I appreciate your criticism @ohmi. I agree that there is still much work to be done before the platform can be taken seriously by wider audiences. Your previous post on the Scalability of update calls in a common scenario underscores some important considerations for building scalable applications. Though perhaps our perspectives still differ. I concur with my colleague that there are many use cases where horizontal scaling is not only possible, but also easy and effective. Please create separate threads for data privacy regulations and customer dispute resolution. Those are great topics for further discussion.
Management was recently given the green light to put all documentation and source code into the public domain, including the Public Specification, the Haskell Reference Implementation, the Production Rust Implementation, the Motoko Compiler, amongst many other things.
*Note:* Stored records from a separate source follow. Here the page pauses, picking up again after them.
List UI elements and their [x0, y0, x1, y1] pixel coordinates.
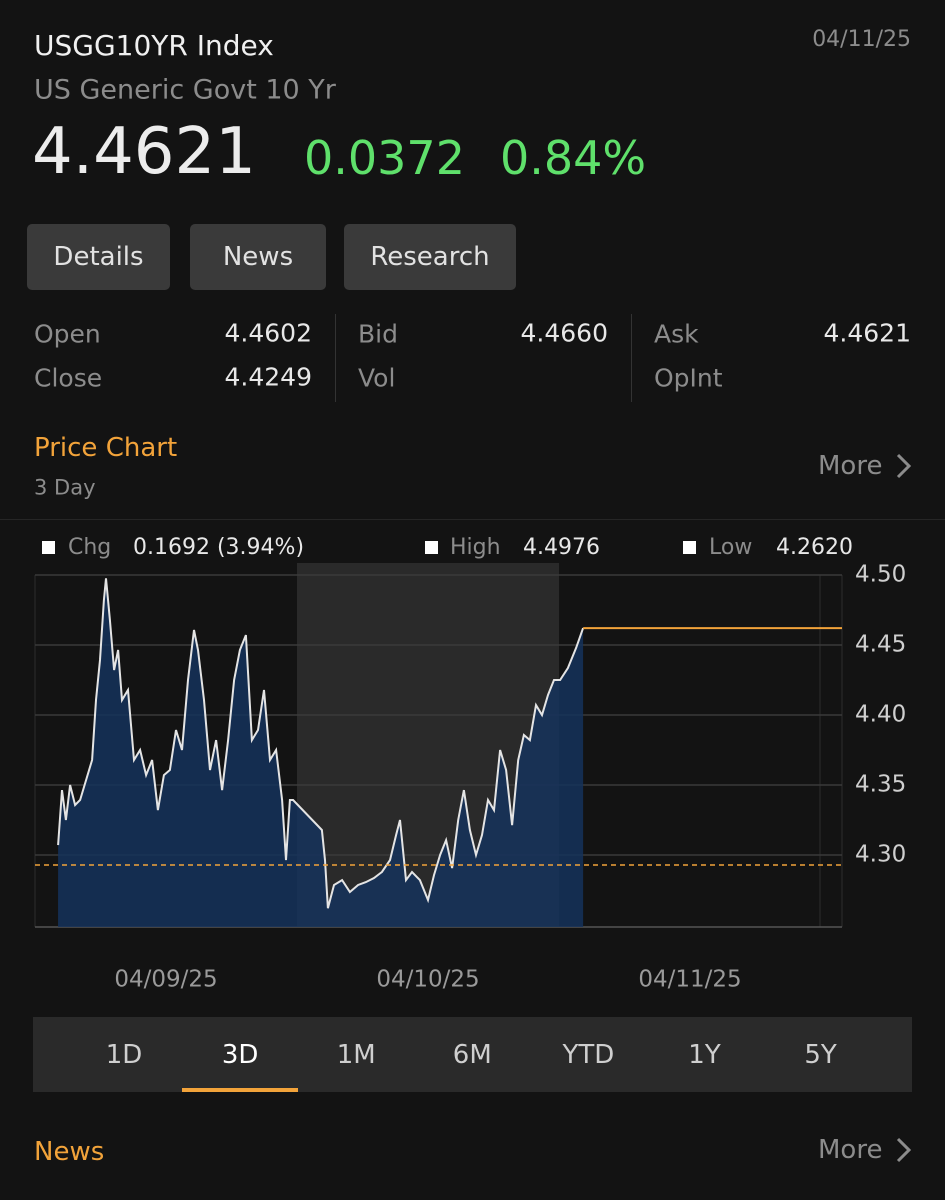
x-tick-label: 04/09/25 — [114, 967, 217, 993]
security-subtitle: US Generic Govt 10 Yr — [34, 74, 336, 106]
y-tick-label: 4.45 — [855, 632, 906, 658]
legend-value: 4.2620 — [776, 535, 853, 560]
percent-change: 0.84% — [500, 131, 647, 185]
y-tick-label: 4.35 — [855, 772, 906, 798]
y-tick-label: 4.40 — [855, 702, 906, 728]
legend-value: 0.1692 (3.94%) — [133, 535, 305, 560]
stat-value: 4.4621 — [823, 318, 911, 348]
x-tick-label: 04/11/25 — [638, 967, 741, 993]
divider — [631, 314, 632, 402]
details-button[interactable]: Details — [27, 224, 170, 290]
stat-value: 4.4249 — [224, 362, 312, 392]
date: 04/11/25 — [812, 27, 911, 52]
stat-value: 4.4602 — [224, 318, 312, 348]
legend-label: High — [450, 535, 501, 560]
divider — [335, 314, 336, 402]
legend-marker — [42, 541, 55, 554]
last-price: 4.4621 — [32, 115, 256, 189]
stat-label: Close — [34, 363, 103, 393]
x-tick-label: 04/10/25 — [376, 967, 479, 993]
legend-value: 4.4976 — [523, 535, 600, 560]
stat-label: OpInt — [654, 363, 723, 393]
range-tab[interactable]: 5Y — [804, 1040, 837, 1070]
legend-marker — [683, 541, 696, 554]
range-tab[interactable]: 3D — [221, 1040, 259, 1070]
research-button[interactable]: Research — [344, 224, 516, 290]
section-title: News — [34, 1137, 105, 1167]
price-line — [57, 578, 585, 909]
range-tab[interactable]: 1D — [105, 1040, 143, 1070]
section-title: Price Chart — [34, 433, 178, 463]
section-subtitle: 3 Day — [34, 475, 96, 500]
security-title: USGG10YR Index — [34, 29, 274, 62]
price-chart: 4.30 4.35 4.40 4.45 4.50 04/09/25 04/10/25 04/1… — [34, 562, 906, 993]
net-change: 0.0372 — [304, 131, 465, 185]
selected-underline — [182, 1088, 299, 1092]
range-tab[interactable]: 1Y — [688, 1040, 721, 1070]
y-tick-label: 4.50 — [855, 562, 906, 588]
more-link[interactable]: More — [818, 1135, 883, 1165]
separator — [0, 519, 945, 520]
stat-value: 4.4660 — [520, 318, 608, 348]
area-fill — [58, 578, 584, 927]
stat-label: Bid — [358, 319, 398, 349]
y-tick-label: 4.30 — [855, 842, 906, 868]
more-link[interactable]: More — [818, 451, 883, 481]
range-tabs — [33, 1017, 912, 1092]
legend-label: Low — [709, 535, 753, 560]
range-tab[interactable]: 6M — [452, 1040, 492, 1070]
chevron-icon — [896, 1137, 912, 1163]
stat-label: Open — [34, 319, 101, 349]
range-tab[interactable]: YTD — [562, 1040, 615, 1070]
legend-marker — [425, 541, 438, 554]
stat-label: Ask — [654, 319, 699, 349]
legend-label: Chg — [68, 535, 112, 560]
chevron-icon — [896, 453, 912, 479]
news-button[interactable]: News — [190, 224, 326, 290]
range-tab[interactable]: 1M — [336, 1040, 376, 1070]
stat-label: Vol — [358, 363, 396, 393]
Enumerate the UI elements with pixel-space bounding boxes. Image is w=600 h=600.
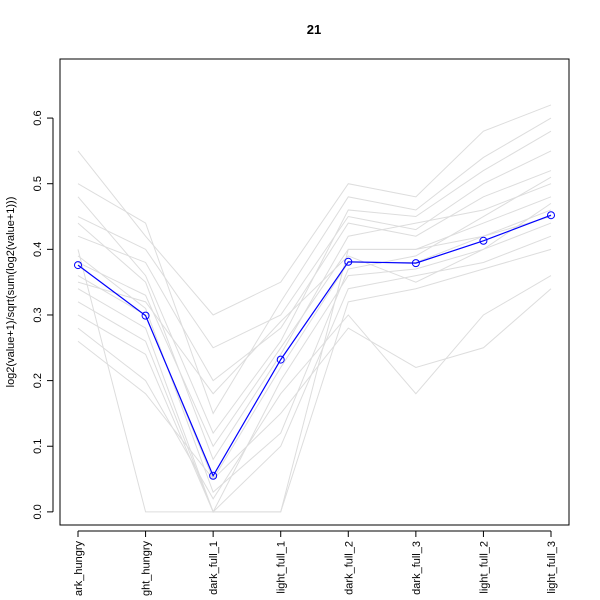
highlight-series-group [74, 211, 555, 480]
highlight-point [344, 257, 353, 266]
chart-title: 21 [307, 22, 321, 37]
highlight-point [479, 236, 488, 245]
x-tick-label: light_full_1 [276, 541, 288, 594]
background-line [77, 288, 552, 480]
background-line [77, 104, 552, 316]
background-line [77, 275, 552, 500]
background-line [77, 176, 552, 494]
y-tick-label: 0.2 [32, 373, 44, 388]
background-line [77, 117, 552, 415]
y-tick-label: 0.5 [32, 176, 44, 191]
highlight-point [74, 261, 82, 270]
background-line [77, 196, 552, 448]
x-tick-label: dark_full_2 [343, 541, 355, 595]
background-line [77, 248, 552, 513]
y-tick-label: 0.6 [32, 110, 44, 125]
x-tick-label: ark_hungry [73, 541, 85, 597]
highlight-point [276, 355, 285, 364]
y-tick-label: 0.0 [32, 504, 44, 519]
x-axis: ark_hungry ght_hungry dark_full_1 light_ful… [73, 530, 558, 597]
x-tick-label: dark_full_1 [208, 541, 220, 595]
background-line [77, 222, 552, 514]
y-tick-label: 0.3 [32, 307, 44, 322]
plot-frame [59, 58, 570, 526]
background-line [77, 130, 552, 435]
highlight-point [209, 471, 218, 480]
y-tick-label: 0.4 [32, 242, 44, 257]
x-tick-label: light_full_3 [546, 541, 558, 594]
background-series-group [77, 104, 552, 514]
y-axis-title: log2(value+1)/sqrt(sum(log2(value+1))) [5, 197, 17, 388]
highlight-point [141, 311, 150, 320]
y-axis: 0.0 0.1 0.2 0.3 0.4 0.5 0.6 [32, 110, 54, 520]
background-line [77, 202, 552, 395]
highlight-point [547, 211, 555, 220]
y-tick-label: 0.1 [32, 439, 44, 454]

I cannot guarantee this will include the benchmarks you are looking for, but hopefully it answers more questions than it creates. I think the lack of public materials has certainly contributed to less interest and lower traffic here.
Respectfully, it is highly disingenuous to assert without evidence that the organization is running a Ponzi scheme of sorts. I would not work here if that was the case.
Shipping killer apps that attract end customers is a top priority for the SDK team, and me in particular. We had some success last year with LinkedUp and CanCan, and I was greatly inspired by projects from the Tungsten Demo Day. We are working hard to set the groundwork for what comes next as more features become available and existing features become more reliable.
I apologize wholeheartedly for that reference, I did not intend to imply anything malicious. The entire paragraph was pointless and I removed it. Thank you for your interesting response and I will look forward to more positive news in the days to come.
I am a Founder of a startup in the collaboration software space. We have an app built with traditional tools on a cloud server, weact.chat. I have been looking at DFinity IC as an option for WeAct in the future but finding developers who are comfortable with this kind of port has not been easy. My team is focused on getting the current app out on IOS and Android so they lack the bandwidth to test DFinity.
We also have three other projects being planned for this year (if folks are interested) around disinformation detection, hate speech control, and a fun project to help local businesses/coaches/teachers move online in a Zoom world. ray@oblivion.io.
What is the best way to get an app port idea evaluated by the DFinity team in terms of the preparedness of the platform for said app (weact.chat). We have IOS and Android betas done but we are intrigued by DFinity’s potential. The question - is it too soon to start work on the platform and should we just be doing programming examples? We are also interested in the VC fund setup to fund early DFinity projects. I will work that angle through the website.